How Oxfam Sacrifices Women on the Altar of Social Justice
“White women’s experiences of sexual violence enter a world in which ‘protecting white womanhood’ is really about protecting racial capitalism and white supremacy.”
A recently leaked training document from the charity Oxfam has slammed “privileged” white women - not for the usual benign reasons - but for reporting sexual assault and rape. The document claims that ‘privileged white women’ support the root causes of sexual violence for the sin of wanting justice for themselves.
It’s rich how Oxfam, who have been embroiled in scandal after scandal relating to sex trafficking and the prostitution of minors, first in Haiti and now in the Congo to provide a training manual for their many volunteers and employees on how to essentially coerce women into not speaking out against the very organization that is responsible for the violence against them.
It’s almost as if Oxfam doesn’t want the world to know what it’s really up to and it’s finding new ways to cover its tracks. Instead of addressing the storm of sexual violence, rape, and human trafficking that plagues the organization, its employees are being given a guide on how to effectively silence their victims. And they’re doing so through the rhetoric of social justice.

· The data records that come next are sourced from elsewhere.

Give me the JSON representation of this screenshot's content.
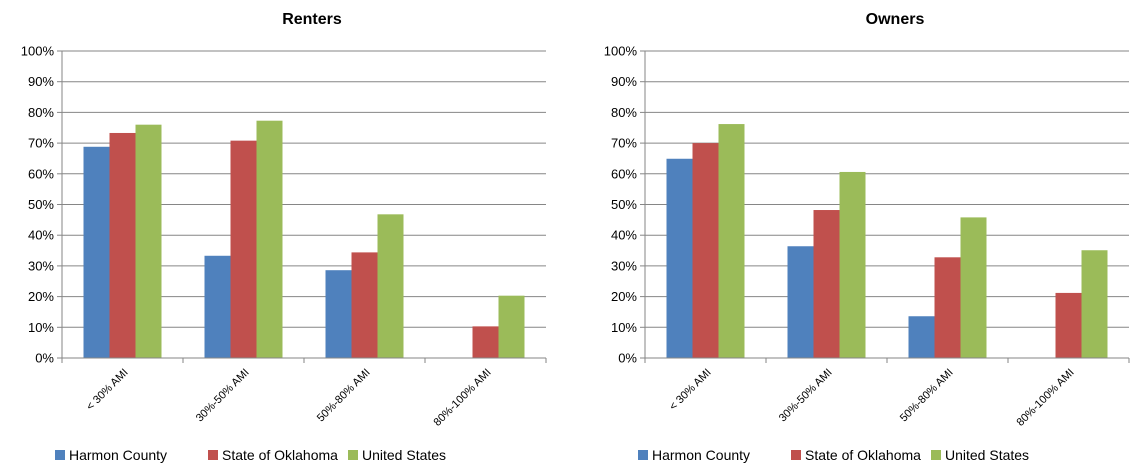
{
  "chart_data": [
    {
      "type": "bar",
      "title": "Renters",
      "categories": [
        "< 30% AMI",
        "30%-50% AMI",
        "50%-80% AMI",
        "80%-100% AMI"
      ],
      "series": [
        {
          "name": "Harmon County",
          "color": "#4F81BD",
          "values": [
            68.8,
            33.3,
            28.6,
            0
          ]
        },
        {
          "name": "State of Oklahoma",
          "color": "#C0504D",
          "values": [
            73.3,
            70.8,
            34.4,
            10.3
          ]
        },
        {
          "name": "United States",
          "color": "#9BBB59",
          "values": [
            76.0,
            77.3,
            46.8,
            20.3
          ]
        }
      ],
      "ylim": [
        0,
        100
      ],
      "yticks": [
        "0%",
        "10%",
        "20%",
        "30%",
        "40%",
        "50%",
        "60%",
        "70%",
        "80%",
        "90%",
        "100%"
      ],
      "grid": true,
      "legend": "bottom"
    },
    {
      "type": "bar",
      "title": "Owners",
      "categories": [
        "< 30% AMI",
        "30%-50% AMI",
        "50%-80% AMI",
        "80%-100% AMI"
      ],
      "series": [
        {
          "name": "Harmon County",
          "color": "#4F81BD",
          "values": [
            64.9,
            36.4,
            13.6,
            0
          ]
        },
        {
          "name": "State of Oklahoma",
          "color": "#C0504D",
          "values": [
            70.0,
            48.2,
            32.8,
            21.2
          ]
        },
        {
          "name": "United States",
          "color": "#9BBB59",
          "values": [
            76.2,
            60.6,
            45.8,
            35.1
          ]
        }
      ],
      "ylim": [
        0,
        100
      ],
      "yticks": [
        "0%",
        "10%",
        "20%",
        "30%",
        "40%",
        "50%",
        "60%",
        "70%",
        "80%",
        "90%",
        "100%"
      ],
      "grid": true,
      "legend": "bottom"
    }
  ]
}
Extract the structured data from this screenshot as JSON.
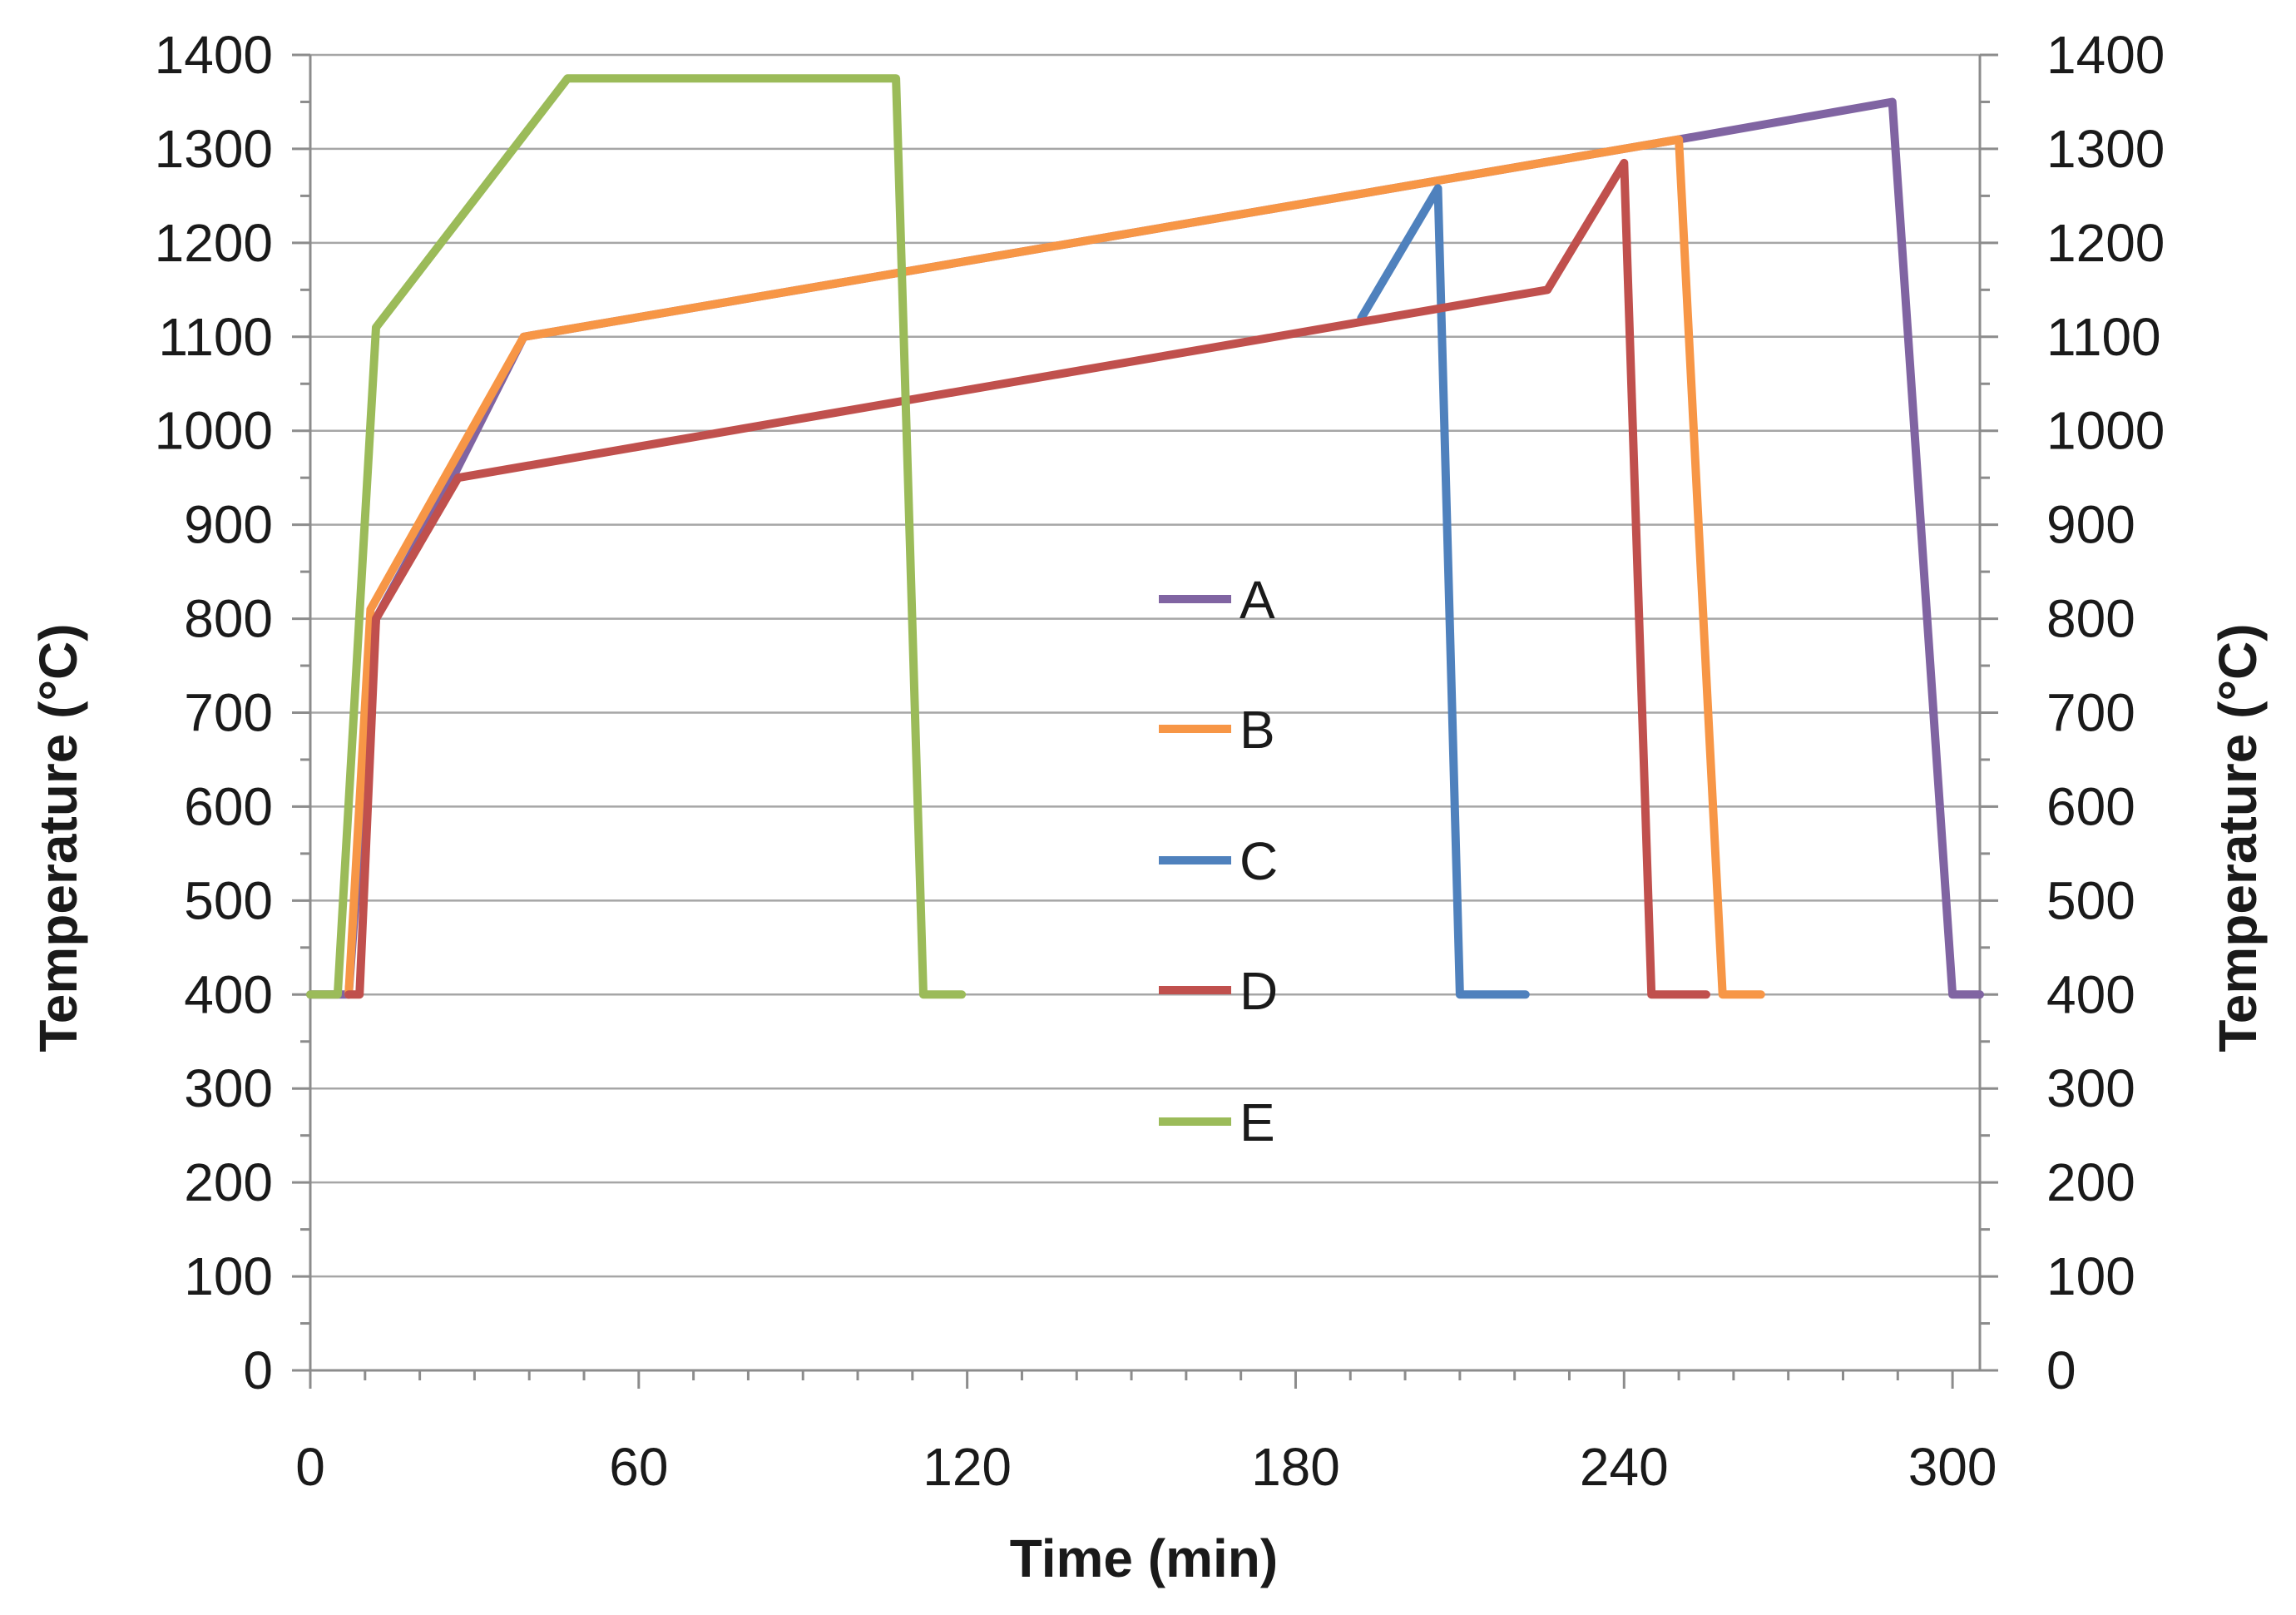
{
  "chart_data": {
    "type": "line",
    "title": "",
    "xlabel": "Time (min)",
    "ylabel": "Temperature (°C)",
    "ylabel_right": "Temperature (°C)",
    "xlim": [
      0,
      305
    ],
    "ylim": [
      0,
      1400
    ],
    "x_ticks": [
      0,
      60,
      120,
      180,
      240,
      300
    ],
    "y_ticks": [
      0,
      100,
      200,
      300,
      400,
      500,
      600,
      700,
      800,
      900,
      1000,
      1100,
      1200,
      1300,
      1400
    ],
    "grid": true,
    "legend_position": "center",
    "series": [
      {
        "name": "A",
        "color": "#8064A2",
        "points": [
          [
            0,
            400
          ],
          [
            7,
            400
          ],
          [
            12,
            800
          ],
          [
            26,
            950
          ],
          [
            39,
            1100
          ],
          [
            250,
            1310
          ],
          [
            289,
            1350
          ],
          [
            300,
            400
          ],
          [
            305,
            400
          ]
        ]
      },
      {
        "name": "B",
        "color": "#F79646",
        "points": [
          [
            7,
            400
          ],
          [
            11,
            810
          ],
          [
            39,
            1100
          ],
          [
            250,
            1310
          ],
          [
            258,
            400
          ],
          [
            265,
            400
          ]
        ]
      },
      {
        "name": "C",
        "color": "#4F81BD",
        "points": [
          [
            192,
            1120
          ],
          [
            206,
            1258
          ],
          [
            210,
            400
          ],
          [
            222,
            400
          ]
        ]
      },
      {
        "name": "D",
        "color": "#C0504D",
        "points": [
          [
            7,
            400
          ],
          [
            9,
            400
          ],
          [
            12,
            800
          ],
          [
            27,
            950
          ],
          [
            226,
            1150
          ],
          [
            240,
            1285
          ],
          [
            245,
            400
          ],
          [
            255,
            400
          ]
        ]
      },
      {
        "name": "E",
        "color": "#9BBB59",
        "points": [
          [
            0,
            400
          ],
          [
            5,
            400
          ],
          [
            12,
            1110
          ],
          [
            47,
            1375
          ],
          [
            107,
            1375
          ],
          [
            112,
            400
          ],
          [
            119,
            400
          ]
        ]
      }
    ]
  }
}
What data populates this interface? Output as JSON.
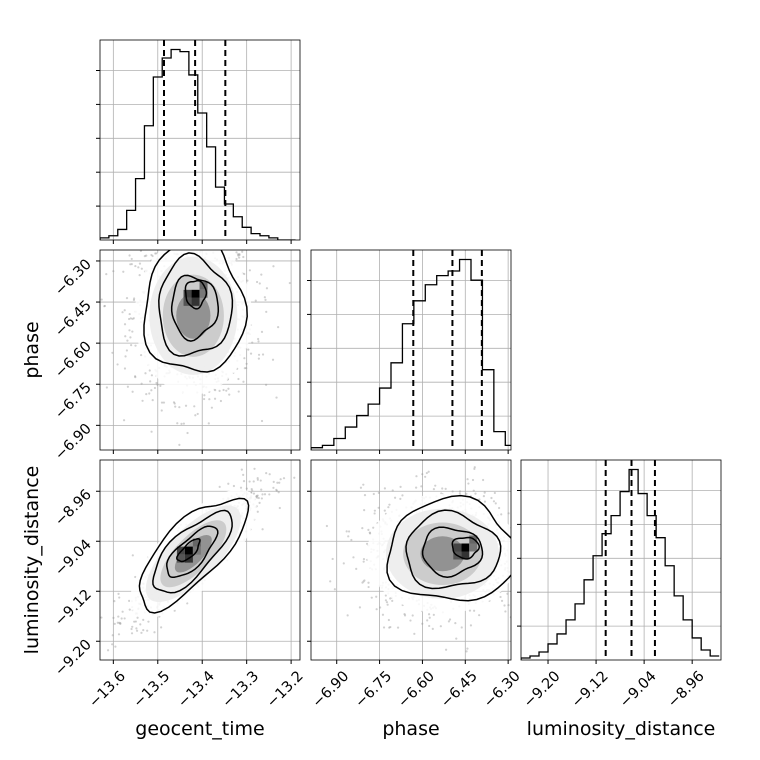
{
  "chart_data": {
    "type": "corner",
    "parameters": [
      "geocent_time",
      "phase",
      "luminosity_distance"
    ],
    "grid": true,
    "diagonal": [
      {
        "name": "geocent_time",
        "type": "histogram",
        "xlim": [
          -13.63,
          -13.18
        ],
        "ticks": [
          -13.6,
          -13.5,
          -13.4,
          -13.3,
          -13.2
        ],
        "tick_labels": [
          "−13.6",
          "−13.5",
          "−13.4",
          "−13.3",
          "−13.2"
        ],
        "bin_edges": [
          -13.63,
          -13.61,
          -13.59,
          -13.57,
          -13.55,
          -13.53,
          -13.51,
          -13.49,
          -13.47,
          -13.45,
          -13.43,
          -13.41,
          -13.39,
          -13.37,
          -13.35,
          -13.33,
          -13.31,
          -13.29,
          -13.27,
          -13.25,
          -13.23,
          -13.21,
          -13.19
        ],
        "counts": [
          1,
          2,
          5,
          14,
          29,
          54,
          77,
          86,
          90,
          89,
          78,
          60,
          44,
          25,
          17,
          11,
          6,
          3,
          2,
          1,
          0,
          0
        ],
        "quantiles": [
          -13.486,
          -13.416,
          -13.348
        ]
      },
      {
        "name": "phase",
        "type": "histogram",
        "xlim": [
          -6.99,
          -6.29
        ],
        "ticks": [
          -6.9,
          -6.75,
          -6.6,
          -6.45,
          -6.3
        ],
        "tick_labels": [
          "−6.90",
          "−6.75",
          "−6.60",
          "−6.45",
          "−6.30"
        ],
        "bin_edges": [
          -6.99,
          -6.95,
          -6.91,
          -6.87,
          -6.83,
          -6.79,
          -6.75,
          -6.71,
          -6.67,
          -6.63,
          -6.59,
          -6.55,
          -6.51,
          -6.47,
          -6.43,
          -6.39,
          -6.35,
          -6.31,
          -6.27
        ],
        "counts": [
          1,
          2,
          5,
          10,
          15,
          20,
          27,
          38,
          55,
          65,
          72,
          76,
          78,
          83,
          74,
          35,
          8,
          2
        ],
        "quantiles": [
          -6.632,
          -6.495,
          -6.392
        ]
      },
      {
        "name": "luminosity_distance",
        "type": "histogram",
        "xlim": [
          -9.245,
          -8.912
        ],
        "ticks": [
          -9.2,
          -9.12,
          -9.04,
          -8.96
        ],
        "tick_labels": [
          "−9.20",
          "−9.12",
          "−9.04",
          "−8.96"
        ],
        "bin_edges": [
          -9.245,
          -9.23,
          -9.215,
          -9.2,
          -9.185,
          -9.17,
          -9.155,
          -9.14,
          -9.125,
          -9.11,
          -9.095,
          -9.08,
          -9.065,
          -9.05,
          -9.035,
          -9.02,
          -9.005,
          -8.99,
          -8.975,
          -8.96,
          -8.945,
          -8.93,
          -8.915
        ],
        "counts": [
          1,
          2,
          4,
          8,
          13,
          20,
          28,
          40,
          52,
          63,
          72,
          84,
          95,
          83,
          72,
          61,
          47,
          32,
          20,
          11,
          5,
          2
        ],
        "quantiles": [
          -9.104,
          -9.061,
          -9.022
        ]
      }
    ],
    "off_diagonal": [
      {
        "x": "geocent_time",
        "y": "phase",
        "type": "2d-histogram-contours",
        "ylim": [
          -6.99,
          -6.26
        ],
        "yticks": [
          -6.9,
          -6.75,
          -6.6,
          -6.45,
          -6.3
        ],
        "ytick_labels": [
          "−6.90",
          "−6.75",
          "−6.60",
          "−6.45",
          "−6.30"
        ],
        "peak": {
          "x": -13.415,
          "y": -6.42
        },
        "center": {
          "x": -13.42,
          "y": -6.5
        },
        "spread": {
          "x": 0.055,
          "y": 0.12
        },
        "correlation": 0.0
      },
      {
        "x": "geocent_time",
        "y": "luminosity_distance",
        "type": "2d-histogram-contours",
        "ylim": [
          -9.23,
          -8.91
        ],
        "yticks": [
          -9.2,
          -9.12,
          -9.04,
          -8.96
        ],
        "ytick_labels": [
          "−9.20",
          "−9.12",
          "−9.04",
          "−8.96"
        ],
        "peak": {
          "x": -13.43,
          "y": -9.055
        },
        "center": {
          "x": -13.42,
          "y": -9.06
        },
        "spread": {
          "x": 0.055,
          "y": 0.04
        },
        "correlation": 0.88
      },
      {
        "x": "phase",
        "y": "luminosity_distance",
        "type": "2d-histogram-contours",
        "peak": {
          "x": -6.45,
          "y": -9.05
        },
        "center": {
          "x": -6.53,
          "y": -9.06
        },
        "spread": {
          "x": 0.11,
          "y": 0.04
        },
        "correlation": 0.0
      }
    ],
    "x_axis_titles": [
      "geocent_time",
      "phase",
      "luminosity_distance"
    ],
    "y_axis_titles": [
      "phase",
      "luminosity_distance"
    ]
  }
}
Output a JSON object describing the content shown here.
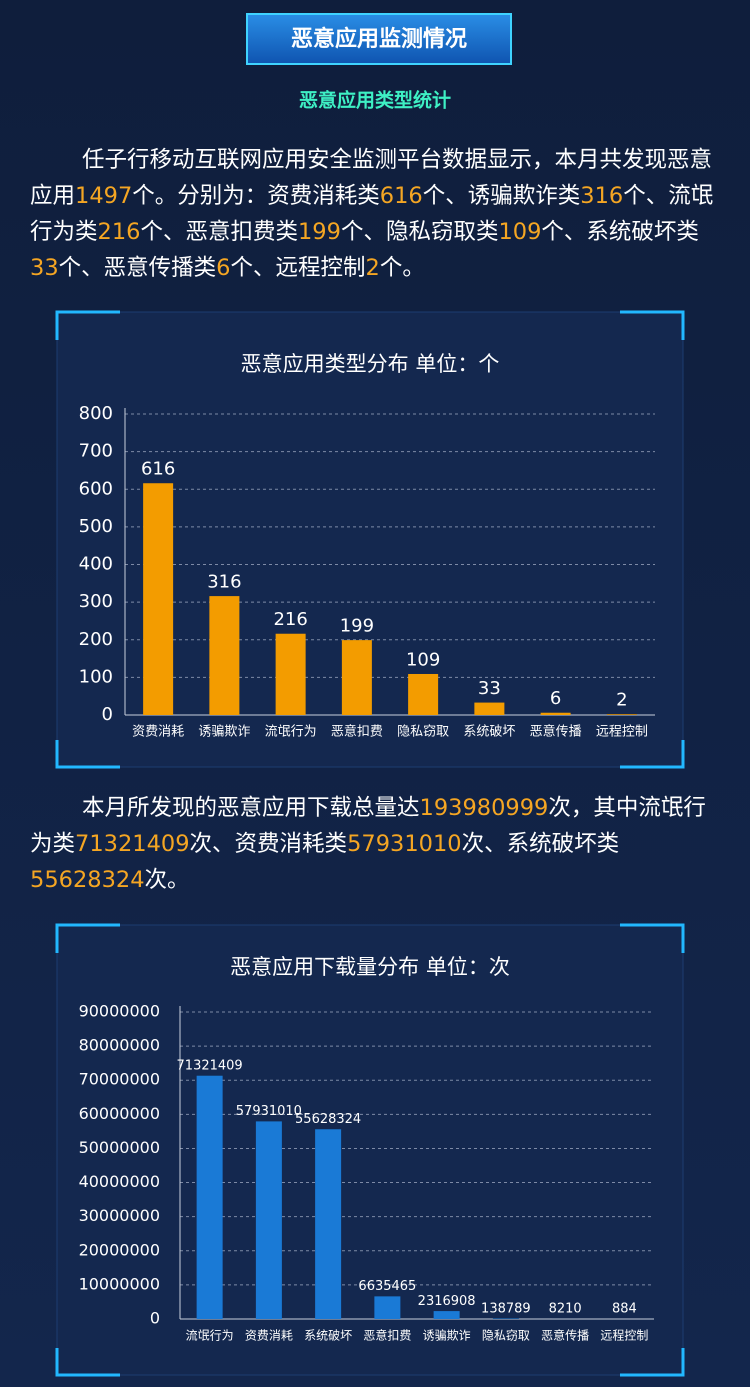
{
  "header": {
    "title": "恶意应用监测情况",
    "subtitle": "恶意应用类型统计"
  },
  "paragraphs": [
    [
      "任子行移动互联网应用安全监测平台数据显示，本月共发现恶意应用",
      1497,
      "个。分别为：资费消耗类",
      616,
      "个、诱骗欺诈类",
      316,
      "个、流氓行为类",
      216,
      "个、恶意扣费类",
      199,
      "个、隐私窃取类",
      109,
      "个、系统破坏类",
      33,
      "个、恶意传播类",
      6,
      "个、远程控制",
      2,
      "个。"
    ],
    [
      "本月所发现的恶意应用下载总量达",
      193980999,
      "次，其中流氓行为类",
      71321409,
      "次、资费消耗类",
      57931010,
      "次、系统破坏类",
      55628324,
      "次。"
    ]
  ],
  "chart_data": [
    {
      "type": "bar",
      "title": "恶意应用类型分布   单位：个",
      "categories": [
        "资费消耗",
        "诱骗欺诈",
        "流氓行为",
        "恶意扣费",
        "隐私窃取",
        "系统破坏",
        "恶意传播",
        "远程控制"
      ],
      "values": [
        616,
        316,
        216,
        199,
        109,
        33,
        6,
        2
      ],
      "color": "#f39c00",
      "ylim": [
        0,
        800
      ],
      "yticks": [
        0,
        100,
        200,
        300,
        400,
        500,
        600,
        700,
        800
      ],
      "grid": true
    },
    {
      "type": "bar",
      "title": "恶意应用下载量分布   单位：次",
      "categories": [
        "流氓行为",
        "资费消耗",
        "系统破坏",
        "恶意扣费",
        "诱骗欺诈",
        "隐私窃取",
        "恶意传播",
        "远程控制"
      ],
      "values": [
        71321409,
        57931010,
        55628324,
        6635465,
        2316908,
        138789,
        8210,
        884
      ],
      "color": "#1a7ad6",
      "ylim": [
        0,
        90000000
      ],
      "yticks": [
        0,
        10000000,
        20000000,
        30000000,
        40000000,
        50000000,
        60000000,
        70000000,
        80000000,
        90000000
      ],
      "grid": true
    }
  ]
}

It’s the logical conclusion to the social justice movement, and sociologist Alison Phipps, Professor of Gender Studies at Sussex University agrees. The leaked Oxfam training manual, which tells women not to report their rapes is, ironically enough, based upon the work of the self-proclaimed feminist.
In a recently published book called Me Not You: The Trouble With Mainstream Feminism, Phipps claims that white women weaponize their identities as a “racial capitalist protection racket.”
If that sounds like a mouthful of word salad, allow me to dissect what she means.
Using examples like the so-called “Central Park Karen” Amy Cooper, Phipps claims that Cooper weaponized her white womanhood to falsely accuse a black man of a crime in order to get him arrested. And certainly, some women have definitely done so -- Emmett Till’s accuser comes to mind. However, Phipps goes off the rails with her claim that “White women are deeply, and often deliberately, complicit with white supremacist violence, and our complicity usually takes the form of victimhood that appeals to the punitive power of the state.”
“White women’s experiences of sexual violence enter a world in which ‘protecting white womanhood’ is really about protecting racial capitalism and white supremacy,” writes Phipps, essentially arguing that white women who report their rapes are complicit in white supremacy.
In all these ways, sexual violence is a pivot for the intersecting systems of heteropatriarchy, racial capitalism, and colonialism. The acts and threats that keep us afraid, that make us docile subjects of capitalism, also drive us into the arms of the carceral-colonial state and enable many other kinds of violence in the service of capitalist accumulation. By pulling the levers of carceral systems, white feminism is a willing participant in this racial capitalist protection racket.
To truly understand where Phipps is coming from, one must first understand Critical Race Theory, which views the world and its problems solely through the lens of racial oppression. Let me provide you with a few scenarios viewed through the lens of Critical Race Theory:
When a white woman is raped by a white man, the rape is in and of itself a white supremacist act conducted by a white supremacist man who is asserting his white supremacy over another human being.
When a white woman reports her white rapist to the police, that too, is a white supremacist act because it reinforces the white supremacist carceral-colonial state that enables and requires such violence to exist as crimes.
When a white woman is raped by a non-white white man, that is an underprivileged minority asserting himself and voicing the rage built on hundreds of years of historical oppression.
When a white woman reports her non-white rapist to the police, that is a white supremacist act that reinforces the incarceration of disproportionately affected minorities under a white supremacist system.
And this reasoning is precisely what Oxfam is using to train its employees. Any support of the so-called “carceral-colonialist” system i.e. criminal justice system that exists in every civilized society, including those that most people in the West would not even be considered to be “civilized” at all, is considered an act of white supremacy.
Indeed, the year is 2021, and reporting your rapist to the police is considered an unpardonable act of white supremacy. With this logic in mind, the social justice movement has provided criminals with the justification to commit acts of violence -- as long as they direct it toward an expendable demographic.